Evolutionists assert that population genetics and molecular clocks cannot possibly point back to just two original people 6,000 years ago. Poythress points out that the calculations which this claim is based on assume that the human genome has always had constant rates of mutation and recombination. Population studies further depend on assumptions about the average lifespans of people. Yet Scripture indicates that lifespans changed dramatically after the global Flood.

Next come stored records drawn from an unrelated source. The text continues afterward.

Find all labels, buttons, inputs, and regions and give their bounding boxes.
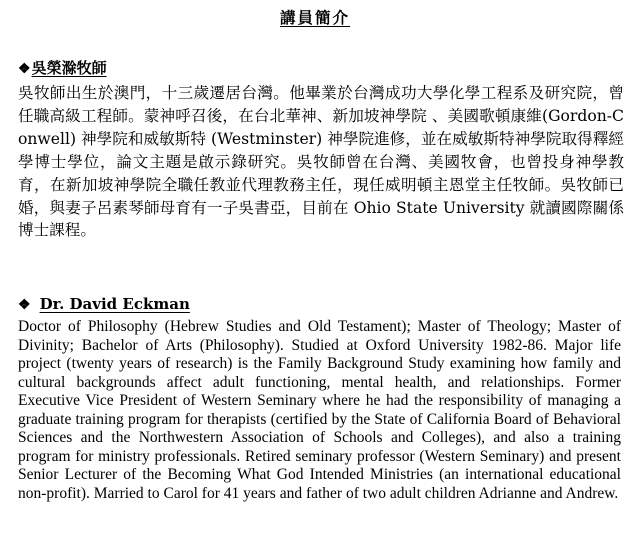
speaker-heading-eckman [18,295,190,313]
page-title: 講員簡介 [279,8,350,27]
speaker-name: 吳榮滁牧師 [31,59,107,77]
diamond-bullet-icon: ❖ [18,61,31,77]
diamond-bullet-icon: ❖ [18,297,31,313]
speaker-name: Dr. David Eckman [39,295,190,313]
speaker-bio-wu: 吳牧師出生於澳門，十三歲遷居台灣。他畢業於台灣成功大學化學工程系及研究院，曾任職高級工程師。蒙神呼召後，在台北華神、新加坡神學院 、美國歌頓康維(Gordon-Conwell) 神學院和威敏斯特 (Westminster) 神學院進修，並在威敏斯特神學院取得釋經學博士學位，論文主題是啟示錄研究。吳牧師曾在台灣、美國牧會，也曾投身神學教育，在新加坡神學院全職任教並代理教務主任，現任威明頓主恩堂主任牧師。吳牧師已婚，與妻子呂素琴師母育有一子吳書亞，目前在 Ohio State University 就讀國際關係博士課程。 [18,84,624,240]
speaker-heading-wu [18,57,107,78]
speaker-bio-eckman: Doctor of Philosophy (Hebrew Studies and Old Testament); Master of Theology; Master of Divinity; Bachelor of Arts (Philosophy). Studied at Oxford University 1982-86. Major life project (twenty years of research) is the Family Background Study examining how family and cultural backgrounds affect adult functioning, mental health, and relationships. Former Executive Vice President of Western Seminary where he had the responsibility of managing a graduate training program for therapists (certified by the State of California Board of Behavioral Sciences and the Northwestern Association of Schools and Colleges), and also a training program for ministry professionals. Retired seminary professor (Western Seminary) and present Senior Lecturer of the Becoming What God Intended Ministries (an international educational non-profit). Married to Carol for 41 years and father of two adult children Adrianne and Andrew. [18,318,621,502]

The notion that humanity could not have originated with two created people is rooted in unverifiable assumptions imposed upon the science.

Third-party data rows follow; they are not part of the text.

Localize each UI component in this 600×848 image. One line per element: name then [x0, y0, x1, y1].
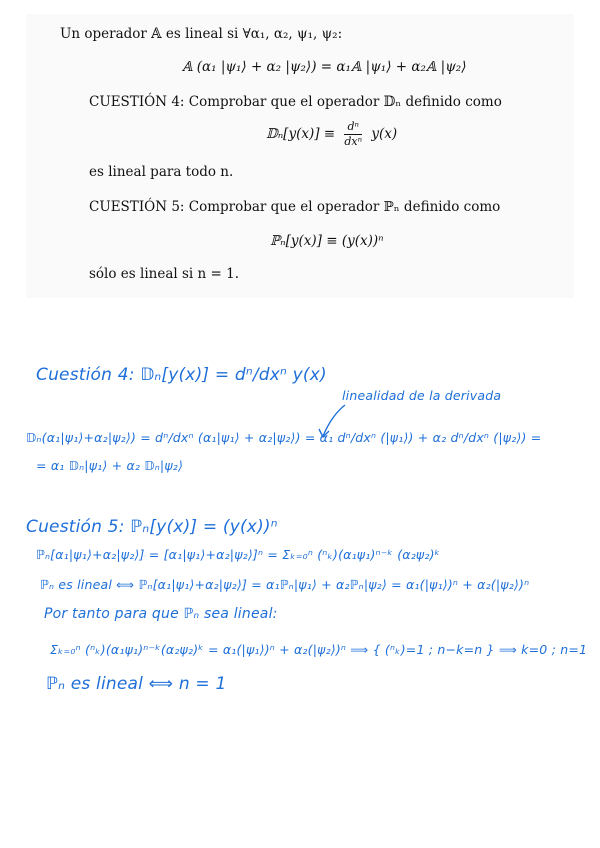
handwritten-q5-line3: Por tanto para que ℙₙ sea lineal:: [44, 606, 278, 622]
q5-definition-equation: ℙₙ[y(x)] ≡ (y(x))ⁿ: [270, 233, 384, 249]
q4-tail-text: es lineal para todo n.: [89, 164, 234, 180]
q4-eq-lhs: 𝔻ₙ[y(x)] ≡: [266, 126, 336, 142]
handwritten-q4-line1: 𝔻ₙ(α₁|ψ₁⟩+α₂|ψ₂⟩) = dⁿ/dxⁿ (α₁|ψ₁⟩ + α₂|ψ₂⟩) = α₁ dⁿ/dxⁿ (|ψ₁⟩) + α₂ dⁿ/dxⁿ (|ψ₂⟩) =: [26, 430, 542, 445]
q5-tail-text: sólo es lineal si n = 1.: [89, 266, 239, 282]
handwritten-q5-title: Cuestión 5: ℙₙ[y(x)] = (y(x))ⁿ: [26, 517, 278, 537]
handwritten-q5-line1: ℙₙ[α₁|ψ₁⟩+α₂|ψ₂⟩] = [α₁|ψ₁⟩+α₂|ψ₂⟩]ⁿ = Σₖ₌₀ⁿ (ⁿₖ)(α₁ψ₁)ⁿ⁻ᵏ (α₂ψ₂)ᵏ: [36, 547, 441, 562]
handwritten-q5-line4: Σₖ₌₀ⁿ (ⁿₖ)(α₁ψ₁)ⁿ⁻ᵏ(α₂ψ₂)ᵏ = α₁(|ψ₁⟩)ⁿ + α₂(|ψ₂⟩)ⁿ ⟹ { (ⁿₖ)=1 ; n−k=n } ⟹ k=0 ; n=1: [50, 642, 588, 657]
q4-eq-denominator: dxⁿ: [344, 135, 363, 148]
handwritten-q5-conclusion: ℙₙ es lineal ⟺ n = 1: [46, 674, 227, 694]
handwritten-q5-line2: ℙₙ es lineal ⟺ ℙₙ[α₁|ψ₁⟩+α₂|ψ₂⟩] = α₁ℙₙ|ψ₁⟩ + α₂ℙₙ|ψ₂⟩ = α₁(|ψ₁⟩)ⁿ + α₂(|ψ₂⟩)ⁿ: [40, 577, 530, 592]
linear-definition-equation: 𝔸 (α₁ |ψ₁⟩ + α₂ |ψ₂⟩) = α₁𝔸 |ψ₁⟩ + α₂𝔸 |ψ₂⟩: [182, 59, 467, 75]
q5-statement: CUESTIÓN 5: Comprobar que el operador ℙₙ definido como: [89, 199, 501, 215]
q4-eq-rhs: y(x): [371, 126, 398, 142]
q4-statement: CUESTIÓN 4: Comprobar que el operador 𝔻ₙ definido como: [89, 94, 502, 110]
handwritten-q4-line2: = α₁ 𝔻ₙ|ψ₁⟩ + α₂ 𝔻ₙ|ψ₂⟩: [36, 458, 184, 473]
handwritten-q4-title: Cuestión 4: 𝔻ₙ[y(x)] = dⁿ/dxⁿ y(x): [36, 365, 327, 385]
q4-eq-numerator: dⁿ: [344, 120, 362, 135]
intro-text: Un operador 𝔸 es lineal si ∀α₁, α₂, ψ₁, ψ₂:: [60, 26, 343, 42]
handwritten-annotation: linealidad de la derivada: [342, 388, 502, 403]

Given the effects of sin’s curse on humanity, the dramatic changes in lifespan over a few thousand years, and the population bottleneck that occurred when the global Flood reduced the genomic variety in the human population to those genes in the eight people on the Ark, the uniformitarian assumptions on which evolutionary anthropologists and geneticists base their conclusions that the human population could not have been traced back to Adam and Eve are faulty.

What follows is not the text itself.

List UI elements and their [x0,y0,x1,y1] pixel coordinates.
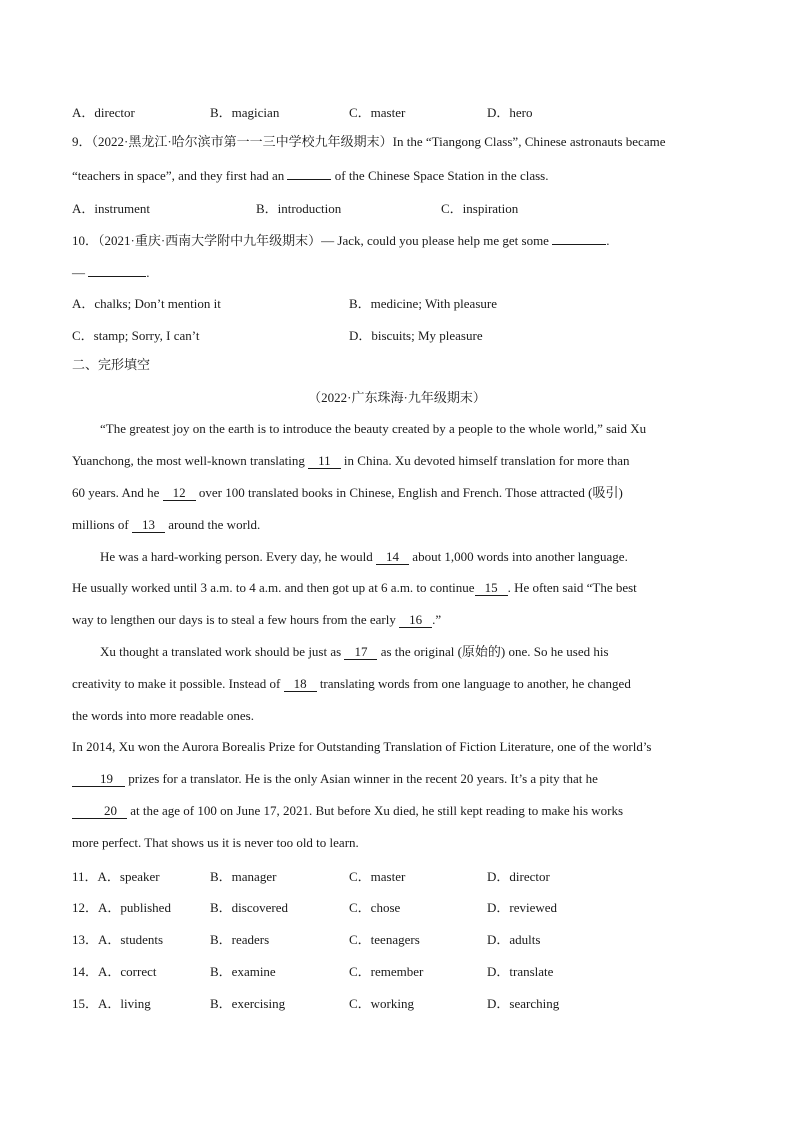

Thus the science in no way “proves” human ancestry from an ape-like ancestor or the impossibility of human ancestry from Adam and Eve. As to the age of the earth, while Poythress writes nothing in his essay to suggest millions of years, in his opinion, the small variations (“gaps”) in the genealogical lists in the Old and New Testaments make it impossible to know how long ago God created man. However, a comparison of genealogical lists reveals that, while there are a few places where God chose to include and exclude certain people, only some genealogies contain information about time. And those lists, from which we (and Archbishop Ussher) derive calculations about the timeline of history, consist of numerically interlocked data rendering the inclusion or exclusion of a particular person—as far as the timeline goes—irrelevant. As Dr. Floyd Nolen Jones explains in Chronology of the Old Testament:
The Scripture precisely lists the age of each patriarch (i.e. Arphaxad = 35 years old) when the next patriarch (i.e. Salah) is born. Thus, even if the next patriarch in the recorded genealogy was a great-grandson rather than a son, this procedure of giving the age of one patriarch when the next is born fixes the two men’s lives relative to each other. In so doing, it provides an exact continuous chronology across this time span.1
The father’s (ancestor’s) name is mathematically interlocked to the chosen descendant; hence no gap of time or generation is possible.2
Furthermore, Jude 14 corroborates the Old Testament genealogies, informing us that Enoch was a member of the seventh generation from Adam. Scripture does not contradict itself. Biblical history therefore does reveal that God created Adam and Eve about 6,000 years ago. And the scientific evidence of hominid fossils, genomic analysis, and population studies only appear to “prove” evolution if the data are interpreted expressly by presuming evolution happened. Such reasoning is circular. Science does not disprove Scripture.